Q. You always like to look your best on the course.

Q. Do you approve Monty's sense of style this week?
IAN POULTER: Absolutely perfect.

Q. Were you fearful?
IAN POULTER: No, there's some pink in there somewhere during the week so I'm happy. It's not on Friday, Saturday, Sunday, but there is some pink in there. (Laughter).

Q. I know your relationship with Colin Montgomerie settled down a long time ago, but can you explain the chemistry and how things are between you?
IAN POULTER: I think the chemistry is absolutely great. We understand each other very well. I'm a passionate player and so is Colin, and that's potentially why we might have had the odd clash. But as I said, we understand each other. I respect him. He respects me. I think it's worked out great.

Q. Can you talk a little about gamesmanship? I don't mean necessarily unsportsmanlike conduct, but ways that players in these Ryder Cups get in each other's heads a little bit? How much of that goes on?
IAN POULTER: I don't think it goes on. All you have to do is hole your shot to six-foot and hole your putt and give it a bit of a fist-pump and that's plenty.

Q. You don't think that people are deliberately are trying to get in the heads of other opponents?
IAN POULTER: No, I think that's enough. If you're going to drive it in the fairway and hit it to six-foot and make birdie, you're going to get in their head, you don't need to play slow or anything like that. You know, golf, the golf needs to be doing the talking, and if you're going to be out there hitting decent shots, then that's plenty good enough.

Q. Monty came in yesterday and said nobody was going to be Tweeting all week, and then you were Tweeting a few hours later. What happened in the meantime? Did you have a discussion?
IAN POULTER: Colin in the team room last night said he isn't going to ban Tweeting. He would just like players to be respectful of the other players. And that's absolutely fine.
The team room's the team room. What is said in that team room stays there and that's absolutely fine. Everybody needs to respect that. So Colin said he has not banned it, but just like if players would do it respectfully.

Q. So you didn't have to have a word with him?
IAN POULTER: No. I didn't have to twist his arm. (Laughter) So I will do the odd Tweet.

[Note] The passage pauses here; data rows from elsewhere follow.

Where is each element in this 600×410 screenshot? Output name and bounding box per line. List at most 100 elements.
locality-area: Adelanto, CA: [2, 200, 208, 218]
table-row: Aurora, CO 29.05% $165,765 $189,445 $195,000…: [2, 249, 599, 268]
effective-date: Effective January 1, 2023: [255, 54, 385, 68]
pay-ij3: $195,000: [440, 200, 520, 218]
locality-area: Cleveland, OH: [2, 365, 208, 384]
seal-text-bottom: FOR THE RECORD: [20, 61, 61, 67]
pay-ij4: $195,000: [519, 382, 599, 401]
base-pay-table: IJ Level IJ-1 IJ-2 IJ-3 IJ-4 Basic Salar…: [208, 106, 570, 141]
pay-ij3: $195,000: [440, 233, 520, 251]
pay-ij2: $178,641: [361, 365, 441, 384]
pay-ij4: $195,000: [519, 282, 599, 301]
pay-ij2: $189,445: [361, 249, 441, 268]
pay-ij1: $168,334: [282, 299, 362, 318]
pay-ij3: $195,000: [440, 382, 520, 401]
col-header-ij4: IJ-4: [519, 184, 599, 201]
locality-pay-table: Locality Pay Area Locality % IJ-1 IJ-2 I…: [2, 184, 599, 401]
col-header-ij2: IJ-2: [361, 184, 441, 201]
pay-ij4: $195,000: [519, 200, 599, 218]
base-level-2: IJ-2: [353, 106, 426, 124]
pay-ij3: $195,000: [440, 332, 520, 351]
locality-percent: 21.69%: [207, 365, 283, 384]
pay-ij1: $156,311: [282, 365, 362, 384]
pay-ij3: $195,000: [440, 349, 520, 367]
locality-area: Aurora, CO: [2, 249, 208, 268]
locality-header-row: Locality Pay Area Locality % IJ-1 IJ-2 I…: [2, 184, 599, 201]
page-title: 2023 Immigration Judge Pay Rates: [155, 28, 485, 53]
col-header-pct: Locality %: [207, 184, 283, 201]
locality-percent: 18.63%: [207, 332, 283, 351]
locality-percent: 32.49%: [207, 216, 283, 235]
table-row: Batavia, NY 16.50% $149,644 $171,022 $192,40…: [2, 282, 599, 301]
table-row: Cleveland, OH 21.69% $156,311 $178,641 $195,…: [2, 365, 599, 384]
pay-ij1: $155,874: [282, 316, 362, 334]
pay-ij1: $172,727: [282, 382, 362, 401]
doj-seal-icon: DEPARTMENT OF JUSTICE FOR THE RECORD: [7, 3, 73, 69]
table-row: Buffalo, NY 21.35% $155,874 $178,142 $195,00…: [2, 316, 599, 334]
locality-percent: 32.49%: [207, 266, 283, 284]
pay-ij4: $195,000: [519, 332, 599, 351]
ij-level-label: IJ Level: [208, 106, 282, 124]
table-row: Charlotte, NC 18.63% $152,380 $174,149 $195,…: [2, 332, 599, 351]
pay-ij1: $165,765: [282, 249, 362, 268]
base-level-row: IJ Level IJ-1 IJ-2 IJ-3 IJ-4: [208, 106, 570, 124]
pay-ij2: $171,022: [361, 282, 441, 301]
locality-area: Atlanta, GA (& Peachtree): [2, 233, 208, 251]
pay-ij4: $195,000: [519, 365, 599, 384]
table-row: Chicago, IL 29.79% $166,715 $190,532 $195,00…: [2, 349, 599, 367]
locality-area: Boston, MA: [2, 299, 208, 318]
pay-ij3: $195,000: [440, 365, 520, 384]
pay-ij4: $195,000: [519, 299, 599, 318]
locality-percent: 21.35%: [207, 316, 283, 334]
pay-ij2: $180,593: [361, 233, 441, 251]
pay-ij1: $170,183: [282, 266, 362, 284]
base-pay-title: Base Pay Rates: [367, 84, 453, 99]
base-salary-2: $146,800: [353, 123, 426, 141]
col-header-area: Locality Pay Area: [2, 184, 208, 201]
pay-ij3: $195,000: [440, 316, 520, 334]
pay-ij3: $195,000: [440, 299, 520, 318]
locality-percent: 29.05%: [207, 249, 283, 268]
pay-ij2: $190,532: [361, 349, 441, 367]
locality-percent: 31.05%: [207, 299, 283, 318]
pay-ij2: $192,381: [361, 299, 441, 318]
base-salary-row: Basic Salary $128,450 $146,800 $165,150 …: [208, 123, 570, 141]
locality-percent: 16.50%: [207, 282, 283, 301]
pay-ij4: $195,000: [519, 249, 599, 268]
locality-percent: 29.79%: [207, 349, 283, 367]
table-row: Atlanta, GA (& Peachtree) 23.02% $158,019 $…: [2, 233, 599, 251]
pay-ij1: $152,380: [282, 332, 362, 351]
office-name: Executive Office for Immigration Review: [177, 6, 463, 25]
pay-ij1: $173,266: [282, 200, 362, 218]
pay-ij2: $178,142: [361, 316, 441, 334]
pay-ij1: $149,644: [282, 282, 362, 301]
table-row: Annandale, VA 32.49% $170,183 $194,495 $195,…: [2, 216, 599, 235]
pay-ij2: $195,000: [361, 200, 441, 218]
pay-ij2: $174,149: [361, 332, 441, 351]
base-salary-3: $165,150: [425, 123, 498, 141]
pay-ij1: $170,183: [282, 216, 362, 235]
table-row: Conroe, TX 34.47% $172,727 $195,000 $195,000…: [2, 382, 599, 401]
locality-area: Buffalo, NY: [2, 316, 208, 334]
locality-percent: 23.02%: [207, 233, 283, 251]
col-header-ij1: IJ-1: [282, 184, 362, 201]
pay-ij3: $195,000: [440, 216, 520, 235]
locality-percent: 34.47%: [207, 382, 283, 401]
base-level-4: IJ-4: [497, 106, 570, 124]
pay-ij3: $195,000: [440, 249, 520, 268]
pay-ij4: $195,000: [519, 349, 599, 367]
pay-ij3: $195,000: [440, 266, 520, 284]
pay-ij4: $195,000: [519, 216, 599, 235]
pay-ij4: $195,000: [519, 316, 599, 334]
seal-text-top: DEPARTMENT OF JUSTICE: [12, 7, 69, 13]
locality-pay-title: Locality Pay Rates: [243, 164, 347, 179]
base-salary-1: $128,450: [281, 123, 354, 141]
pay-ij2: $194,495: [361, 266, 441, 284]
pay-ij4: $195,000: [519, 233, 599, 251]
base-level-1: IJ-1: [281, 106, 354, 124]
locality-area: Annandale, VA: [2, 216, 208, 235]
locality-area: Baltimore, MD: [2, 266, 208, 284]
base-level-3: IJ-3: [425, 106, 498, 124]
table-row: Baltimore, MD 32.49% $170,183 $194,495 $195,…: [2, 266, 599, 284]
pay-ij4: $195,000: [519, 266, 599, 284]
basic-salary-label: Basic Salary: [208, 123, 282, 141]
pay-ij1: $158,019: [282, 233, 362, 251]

Q. I wanted to get you to talk about the chemistry between the two sides, it's a lot different than previous generations in Ryder Cups. Is that good or bad that these two sides get along a little bit better than they used to, for the Cup itself?
IAN POULTER: I think because we play so much golf together, we all get on a lot better.
But I think, if anything, that's going to intensify things. I think guys are going to want to win more passionately than before. And that can only be good. I think both sides, certainly the U.S. side, get on better with each other. They certainly did last time around. I think they certainly will do this time around. It's younger. They understand each other a little bit more; like The European Team. We all know each other and we are all good friends. Hopefully that can be poured out on the golf course with how we are all going to play; showing some extra passion and putting on a great show for everybody.
GORDON SIMPSON: Ian, have a great week.